正しい茶殻は、肉厚かつ繊維が細かくしなやかです。存分に貯め込んだ滋味成分を完全放出できた証です。
茶園によっては50度近い斜面を作業用トロッコで登ります。畝(うね)はなく、茶園の中に茶樹はまばらに点在します。このような環境では養分競合が起こらず、茶樹は排水性にすぐれた土の栄養ときれいな空気を吸って生長できます。そして高山気も花香も引き立ったお茶が生まれます。
梨山高冷茶は良品を求めるバイヤーが殺到し、年々確保が困難になってきています。そのため2013年からは「大禹嶺茶区」に限定せず、周辺の小地域を含む梨山一帯から最高の1ロットを選定します。
大切なおもてなしや自分へのご褒美に、店主渾身の梨山高冷茶をご堪能ください。
ご注意ください!
梨山エリアのお茶は希少です。本物をはるかに上回る偽物が流通していますので、目利きができる専門店でお求めください。本物は茶殻が肉厚かつしなやかで、特徴的な高山気(山頭気)と凝縮味を備えています。
お茶のデータ
| 商品名称 | 梨山高冷茶 なしやまこうれいちゃ |
| 生産地 | 南投縣仁愛郷 |
| 茶樹の品種 | 青心烏龍 |
| 摘茶時期 | 2025年春茶:5月中旬 |
| 茶園の海抜 | 武陵茶区2200m 翠峰茶区1700m |
| 発酵度 | 軽発酵(15%) |
| 烘焙程度 | 軽焙火 |
| 推奨茶器 | 陶土製の茶壺・急須、蓋碗、マグカップ、グラス |
| 茶葉の分量 | 茶壺・急須・蓋碗 → 4分の1弱 マグカップ、グラス → スプーン0.5杯 |
| お湯の温度 | 95~100℃ |
| 時間の目安 (95℃) |
茶壺、急須 → 50秒 蓋碗、マグカップ、グラス → 蓋をして60秒 (2煎目 -5秒、以降 +10秒ずつ) |
梨山高冷茶の2つの楽しみ方
95℃の熱湯で淹れる → 全ての茶器を充分温めてから、少し高い位置からお湯をゆっくり回しかけ、蓋をして蒸らします。茶杯に入っているお湯もかけてあげると、茶器の温度が下がらず、茶葉の開きがよくなります。

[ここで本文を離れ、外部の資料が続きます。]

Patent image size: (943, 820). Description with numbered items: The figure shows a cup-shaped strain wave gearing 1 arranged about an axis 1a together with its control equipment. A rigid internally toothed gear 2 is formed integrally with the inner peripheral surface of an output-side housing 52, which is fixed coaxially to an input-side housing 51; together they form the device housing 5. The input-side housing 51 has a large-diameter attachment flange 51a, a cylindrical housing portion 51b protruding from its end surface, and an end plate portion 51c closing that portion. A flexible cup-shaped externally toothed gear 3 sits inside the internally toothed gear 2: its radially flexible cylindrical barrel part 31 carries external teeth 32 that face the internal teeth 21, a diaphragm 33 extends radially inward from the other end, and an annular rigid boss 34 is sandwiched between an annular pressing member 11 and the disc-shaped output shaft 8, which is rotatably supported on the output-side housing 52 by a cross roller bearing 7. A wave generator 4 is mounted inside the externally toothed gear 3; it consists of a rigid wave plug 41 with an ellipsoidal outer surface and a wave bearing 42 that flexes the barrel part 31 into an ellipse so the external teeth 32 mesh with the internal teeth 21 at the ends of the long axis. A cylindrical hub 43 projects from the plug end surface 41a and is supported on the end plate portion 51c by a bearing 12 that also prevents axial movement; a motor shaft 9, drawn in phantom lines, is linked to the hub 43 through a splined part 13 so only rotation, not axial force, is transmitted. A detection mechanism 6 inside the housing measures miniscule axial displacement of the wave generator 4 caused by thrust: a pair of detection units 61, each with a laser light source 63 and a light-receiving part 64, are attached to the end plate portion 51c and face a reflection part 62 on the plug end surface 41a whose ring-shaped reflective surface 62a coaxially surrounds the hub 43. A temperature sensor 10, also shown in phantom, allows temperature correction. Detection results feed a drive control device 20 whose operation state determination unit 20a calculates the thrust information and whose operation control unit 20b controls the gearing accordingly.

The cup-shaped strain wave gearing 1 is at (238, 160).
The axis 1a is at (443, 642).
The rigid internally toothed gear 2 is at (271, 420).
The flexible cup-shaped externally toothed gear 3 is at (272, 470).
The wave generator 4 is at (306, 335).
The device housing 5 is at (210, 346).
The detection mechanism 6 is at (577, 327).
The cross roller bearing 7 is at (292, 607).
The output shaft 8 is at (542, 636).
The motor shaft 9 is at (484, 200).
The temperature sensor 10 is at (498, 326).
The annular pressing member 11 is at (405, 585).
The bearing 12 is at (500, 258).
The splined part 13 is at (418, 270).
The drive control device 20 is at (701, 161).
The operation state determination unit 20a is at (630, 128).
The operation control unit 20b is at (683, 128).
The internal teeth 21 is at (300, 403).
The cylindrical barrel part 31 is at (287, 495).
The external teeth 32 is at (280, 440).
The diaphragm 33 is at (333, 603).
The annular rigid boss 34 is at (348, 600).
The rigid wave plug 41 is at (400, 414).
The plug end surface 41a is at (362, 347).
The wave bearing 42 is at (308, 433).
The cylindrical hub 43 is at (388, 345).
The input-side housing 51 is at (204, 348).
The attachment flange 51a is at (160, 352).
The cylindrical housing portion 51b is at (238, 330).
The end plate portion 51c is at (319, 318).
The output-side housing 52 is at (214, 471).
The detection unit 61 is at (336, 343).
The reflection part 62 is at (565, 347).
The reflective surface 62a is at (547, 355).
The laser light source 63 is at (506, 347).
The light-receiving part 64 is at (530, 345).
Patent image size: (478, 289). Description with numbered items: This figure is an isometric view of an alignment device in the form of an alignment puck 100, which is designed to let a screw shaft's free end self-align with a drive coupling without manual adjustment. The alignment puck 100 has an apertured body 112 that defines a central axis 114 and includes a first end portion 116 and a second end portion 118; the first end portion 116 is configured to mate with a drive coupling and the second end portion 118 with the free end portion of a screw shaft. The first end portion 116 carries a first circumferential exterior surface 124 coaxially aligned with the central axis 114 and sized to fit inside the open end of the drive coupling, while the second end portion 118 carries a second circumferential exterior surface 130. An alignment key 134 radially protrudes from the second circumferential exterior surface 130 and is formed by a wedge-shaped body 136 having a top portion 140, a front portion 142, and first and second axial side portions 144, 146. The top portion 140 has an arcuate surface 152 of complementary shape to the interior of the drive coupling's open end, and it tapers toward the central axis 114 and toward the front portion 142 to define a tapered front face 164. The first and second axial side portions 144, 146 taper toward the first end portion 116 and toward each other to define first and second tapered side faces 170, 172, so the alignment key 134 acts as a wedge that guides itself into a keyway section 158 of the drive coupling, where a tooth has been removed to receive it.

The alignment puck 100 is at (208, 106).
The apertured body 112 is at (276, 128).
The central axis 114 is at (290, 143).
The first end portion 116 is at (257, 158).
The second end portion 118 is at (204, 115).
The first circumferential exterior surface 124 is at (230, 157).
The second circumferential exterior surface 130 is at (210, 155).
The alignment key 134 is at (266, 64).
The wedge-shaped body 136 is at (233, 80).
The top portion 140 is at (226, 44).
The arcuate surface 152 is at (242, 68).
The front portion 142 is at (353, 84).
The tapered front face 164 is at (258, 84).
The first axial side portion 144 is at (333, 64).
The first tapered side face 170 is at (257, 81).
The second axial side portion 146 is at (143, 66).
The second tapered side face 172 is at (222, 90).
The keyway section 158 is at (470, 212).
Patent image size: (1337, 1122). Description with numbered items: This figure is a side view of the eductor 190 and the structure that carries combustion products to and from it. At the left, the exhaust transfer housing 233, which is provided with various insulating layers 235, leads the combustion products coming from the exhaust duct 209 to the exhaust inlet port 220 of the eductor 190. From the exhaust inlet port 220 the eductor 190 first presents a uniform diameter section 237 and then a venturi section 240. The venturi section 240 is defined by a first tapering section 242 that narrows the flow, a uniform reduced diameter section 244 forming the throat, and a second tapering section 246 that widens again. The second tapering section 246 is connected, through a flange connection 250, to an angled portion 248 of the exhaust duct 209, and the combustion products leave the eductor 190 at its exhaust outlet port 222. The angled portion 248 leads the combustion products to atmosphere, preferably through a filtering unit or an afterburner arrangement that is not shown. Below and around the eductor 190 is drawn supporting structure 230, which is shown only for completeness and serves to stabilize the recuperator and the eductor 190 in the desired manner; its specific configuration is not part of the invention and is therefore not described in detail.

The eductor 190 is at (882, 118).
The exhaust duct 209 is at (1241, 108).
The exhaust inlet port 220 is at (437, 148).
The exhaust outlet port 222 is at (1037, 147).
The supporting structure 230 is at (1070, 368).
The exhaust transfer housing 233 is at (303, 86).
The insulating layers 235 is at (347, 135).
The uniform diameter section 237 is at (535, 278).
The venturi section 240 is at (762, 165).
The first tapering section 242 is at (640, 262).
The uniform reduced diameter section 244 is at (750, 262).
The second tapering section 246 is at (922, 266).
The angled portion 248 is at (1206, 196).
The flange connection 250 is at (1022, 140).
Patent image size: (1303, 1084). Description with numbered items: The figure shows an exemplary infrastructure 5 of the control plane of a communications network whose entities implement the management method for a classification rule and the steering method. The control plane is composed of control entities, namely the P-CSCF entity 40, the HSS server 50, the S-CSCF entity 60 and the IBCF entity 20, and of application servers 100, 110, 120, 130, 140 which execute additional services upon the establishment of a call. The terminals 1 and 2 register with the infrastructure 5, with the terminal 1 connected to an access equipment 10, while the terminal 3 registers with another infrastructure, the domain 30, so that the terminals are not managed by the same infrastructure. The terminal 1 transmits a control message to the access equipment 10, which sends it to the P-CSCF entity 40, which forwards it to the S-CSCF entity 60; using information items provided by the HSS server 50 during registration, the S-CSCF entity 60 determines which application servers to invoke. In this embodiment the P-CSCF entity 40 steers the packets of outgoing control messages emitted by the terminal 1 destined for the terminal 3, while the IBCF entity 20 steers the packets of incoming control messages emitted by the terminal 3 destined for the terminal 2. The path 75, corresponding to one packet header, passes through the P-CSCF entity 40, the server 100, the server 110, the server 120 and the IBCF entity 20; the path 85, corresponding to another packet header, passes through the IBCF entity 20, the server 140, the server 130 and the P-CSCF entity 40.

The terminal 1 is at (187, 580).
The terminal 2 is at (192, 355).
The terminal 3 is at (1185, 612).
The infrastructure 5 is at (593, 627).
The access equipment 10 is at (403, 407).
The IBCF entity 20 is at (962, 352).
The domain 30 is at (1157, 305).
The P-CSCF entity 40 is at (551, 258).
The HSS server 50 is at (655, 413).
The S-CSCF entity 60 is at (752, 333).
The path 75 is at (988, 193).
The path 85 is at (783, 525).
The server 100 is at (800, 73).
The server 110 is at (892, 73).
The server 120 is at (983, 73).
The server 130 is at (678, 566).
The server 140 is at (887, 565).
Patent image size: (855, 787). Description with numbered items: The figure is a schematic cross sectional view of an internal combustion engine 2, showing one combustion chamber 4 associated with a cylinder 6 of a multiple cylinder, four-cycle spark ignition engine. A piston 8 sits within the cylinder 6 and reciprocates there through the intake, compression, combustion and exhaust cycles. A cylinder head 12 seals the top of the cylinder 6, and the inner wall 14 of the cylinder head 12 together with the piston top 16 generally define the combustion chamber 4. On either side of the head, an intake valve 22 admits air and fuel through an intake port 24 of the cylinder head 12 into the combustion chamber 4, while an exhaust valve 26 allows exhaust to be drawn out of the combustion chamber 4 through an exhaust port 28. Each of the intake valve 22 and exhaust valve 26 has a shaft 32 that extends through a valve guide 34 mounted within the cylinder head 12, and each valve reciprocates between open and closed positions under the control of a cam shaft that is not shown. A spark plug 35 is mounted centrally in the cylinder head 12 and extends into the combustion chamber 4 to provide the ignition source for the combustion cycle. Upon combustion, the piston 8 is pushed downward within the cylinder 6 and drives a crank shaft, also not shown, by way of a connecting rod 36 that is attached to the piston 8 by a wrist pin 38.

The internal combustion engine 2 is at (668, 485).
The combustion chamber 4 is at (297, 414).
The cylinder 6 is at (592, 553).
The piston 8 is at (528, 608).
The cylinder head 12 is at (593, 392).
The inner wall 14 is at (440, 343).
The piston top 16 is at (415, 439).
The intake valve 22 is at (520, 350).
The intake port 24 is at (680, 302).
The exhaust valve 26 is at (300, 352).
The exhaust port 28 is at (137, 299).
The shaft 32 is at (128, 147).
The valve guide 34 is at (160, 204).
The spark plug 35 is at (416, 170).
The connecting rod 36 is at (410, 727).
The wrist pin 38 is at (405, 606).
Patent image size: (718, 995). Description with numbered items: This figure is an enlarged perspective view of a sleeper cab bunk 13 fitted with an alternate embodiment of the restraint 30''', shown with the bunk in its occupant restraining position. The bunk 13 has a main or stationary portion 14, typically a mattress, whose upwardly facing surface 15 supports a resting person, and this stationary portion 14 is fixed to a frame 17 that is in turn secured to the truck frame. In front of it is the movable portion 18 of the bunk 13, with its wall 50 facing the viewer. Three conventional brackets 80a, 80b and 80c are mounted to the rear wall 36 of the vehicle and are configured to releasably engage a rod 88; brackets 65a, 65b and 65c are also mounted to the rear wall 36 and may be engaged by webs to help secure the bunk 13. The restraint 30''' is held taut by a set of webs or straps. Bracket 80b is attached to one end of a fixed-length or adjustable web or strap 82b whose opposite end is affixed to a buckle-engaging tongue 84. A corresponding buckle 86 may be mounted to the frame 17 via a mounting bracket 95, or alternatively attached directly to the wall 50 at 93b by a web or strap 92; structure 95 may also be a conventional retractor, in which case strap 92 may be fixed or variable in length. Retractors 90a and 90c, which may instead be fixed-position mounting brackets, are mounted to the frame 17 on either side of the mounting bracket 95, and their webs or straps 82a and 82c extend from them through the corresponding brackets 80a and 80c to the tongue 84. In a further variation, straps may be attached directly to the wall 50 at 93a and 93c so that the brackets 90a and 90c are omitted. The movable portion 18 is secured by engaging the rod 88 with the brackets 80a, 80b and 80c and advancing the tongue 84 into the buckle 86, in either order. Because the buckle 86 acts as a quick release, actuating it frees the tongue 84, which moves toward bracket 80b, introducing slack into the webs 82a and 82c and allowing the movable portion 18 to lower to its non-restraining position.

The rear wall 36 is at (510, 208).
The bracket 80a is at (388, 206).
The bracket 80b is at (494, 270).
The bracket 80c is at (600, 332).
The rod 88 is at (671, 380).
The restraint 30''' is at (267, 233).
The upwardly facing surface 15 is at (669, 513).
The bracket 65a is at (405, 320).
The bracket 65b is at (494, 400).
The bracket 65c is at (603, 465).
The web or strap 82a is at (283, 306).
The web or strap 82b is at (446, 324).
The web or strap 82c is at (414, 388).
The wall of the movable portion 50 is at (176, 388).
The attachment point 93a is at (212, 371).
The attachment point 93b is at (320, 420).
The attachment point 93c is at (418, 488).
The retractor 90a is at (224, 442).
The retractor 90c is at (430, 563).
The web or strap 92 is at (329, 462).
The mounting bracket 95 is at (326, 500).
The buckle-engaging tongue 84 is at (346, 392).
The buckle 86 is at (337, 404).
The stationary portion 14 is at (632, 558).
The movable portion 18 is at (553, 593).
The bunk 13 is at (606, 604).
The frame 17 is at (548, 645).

マグカップで淹れる → 先に熱湯でカップを1分以上温めておきましょう。淹れるときは皿などで蓋をすると、茶葉がよく蒸れて香りがアップします。
ワンポイントアドバイス
阿里山茶区より一段階標高が高い茶園です。味・香りは上品で、飲み口はしっとり柔らかです。飲みくらべをお楽しみください。